Every year, June 6 is celebrated as National Yo-Yo day which is believed to fall on Donald Duncan Sr.'s birthday. Donald Duncan Sr. was an entrepreneur who in 1930 got into the yo-yo business. This day highlights the authenticity of a historic toy called Yo-Yo.
A yo-yo is an object that consists of an axle connected to two disks and a length of string looped around the axle. It is played by holding the free end of the string, allowing gravity or the force of a throw to spin the yo-yo and unwind the string, then allowing the yo-yo to wind itself back again. This is called "yo-yoing." Yo-yoing is a term often used to describe a person fluctuating between two difficult decisions.
Yo-yos have been popular toys for over 2,000 years. Early forms of the toy were called by different names, such as quizzes, bandalores or Jou-Jous. ( people.howstuffworks.com)
The first known painting of a yo-yo is on a Greek vase from approximately 440 BC that shows a boy playing with a yo-yo.
Donald F. Duncan Sr. noticed how quickly the toy captured the interest of kids and decided to get into the business of making yo-yos and the company did well in its first few years. For the next 25 years, all of Duncan's yo-yos were made of wood. In 1955, Duncan partnered with a company called Flambeau to produce plastic yo-yos. The company continued to promote yo-yos in innovative ways, including the purchase of advertising on television. The interest generated from advertising was both a boon and a curse for the company. Demand quickly exceeded factory capacity, so the Duncan Company began to borrow money in order to meet customer expectations. Sadly, it borrowed more money than it could possibly pay back. In addition, the yo-yo craze of the early '60s waned after just a couple of years, and profits dropped dramatically. (people.howstuffworks.com)

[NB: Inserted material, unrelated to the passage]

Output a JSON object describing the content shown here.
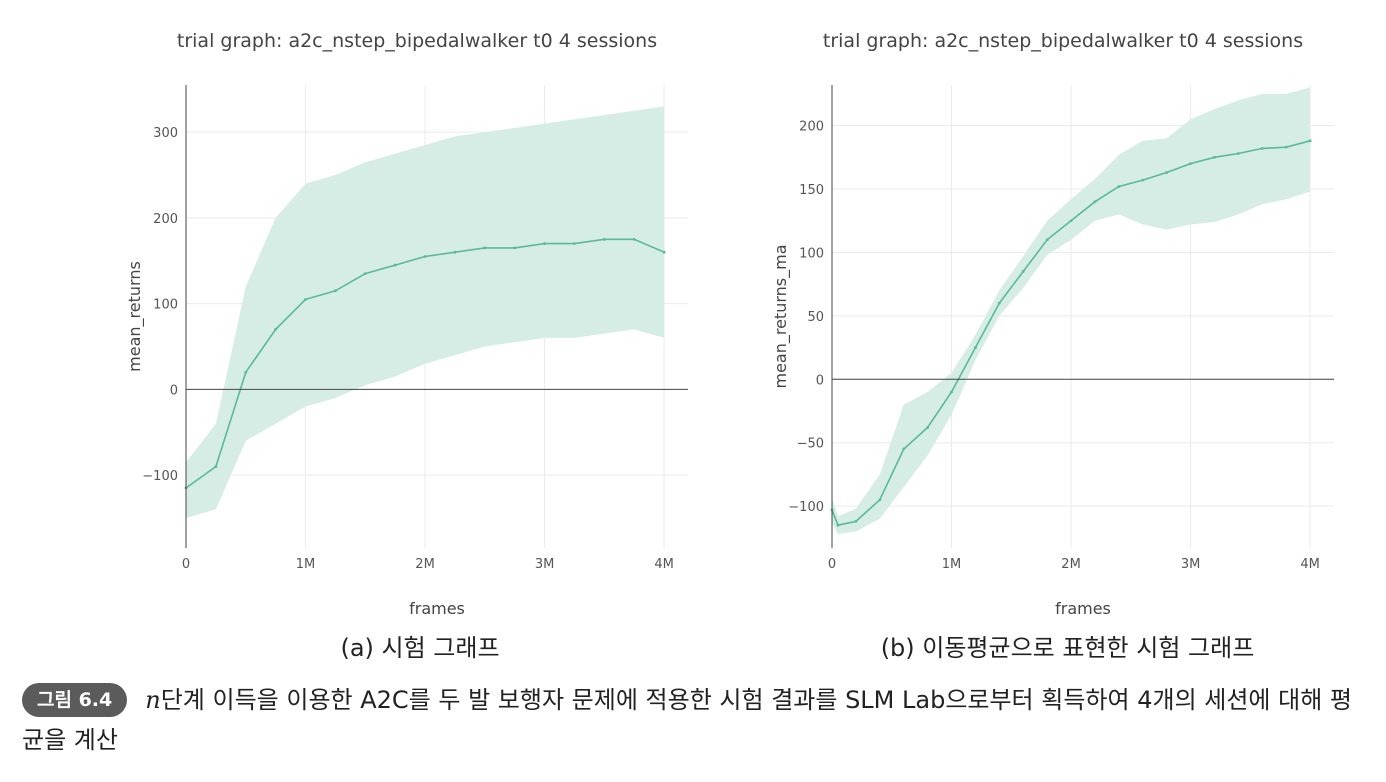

Most of you might not be aware of that fact that we do have The National Yo-Yo Museum which is located in Chico, California.
We have underestimated Yo-yo's a lot but a rare, vintage collection of it can attract collectors to spend hundreds of dollars on it.
Today, the Duncan Company is still producing yo-yos and is also competing with several other companies. The Company has excelled in the yo-yo business while some prefer to produce traditional yo-yos, others experiment with its texture and produce innovative models comprising clutch systems along with ball bearing to improve its performance. Interestingly, many yo-yo competitions and events are held across the world and it is pointed out that in few years yo-yo craze will spread all over the world.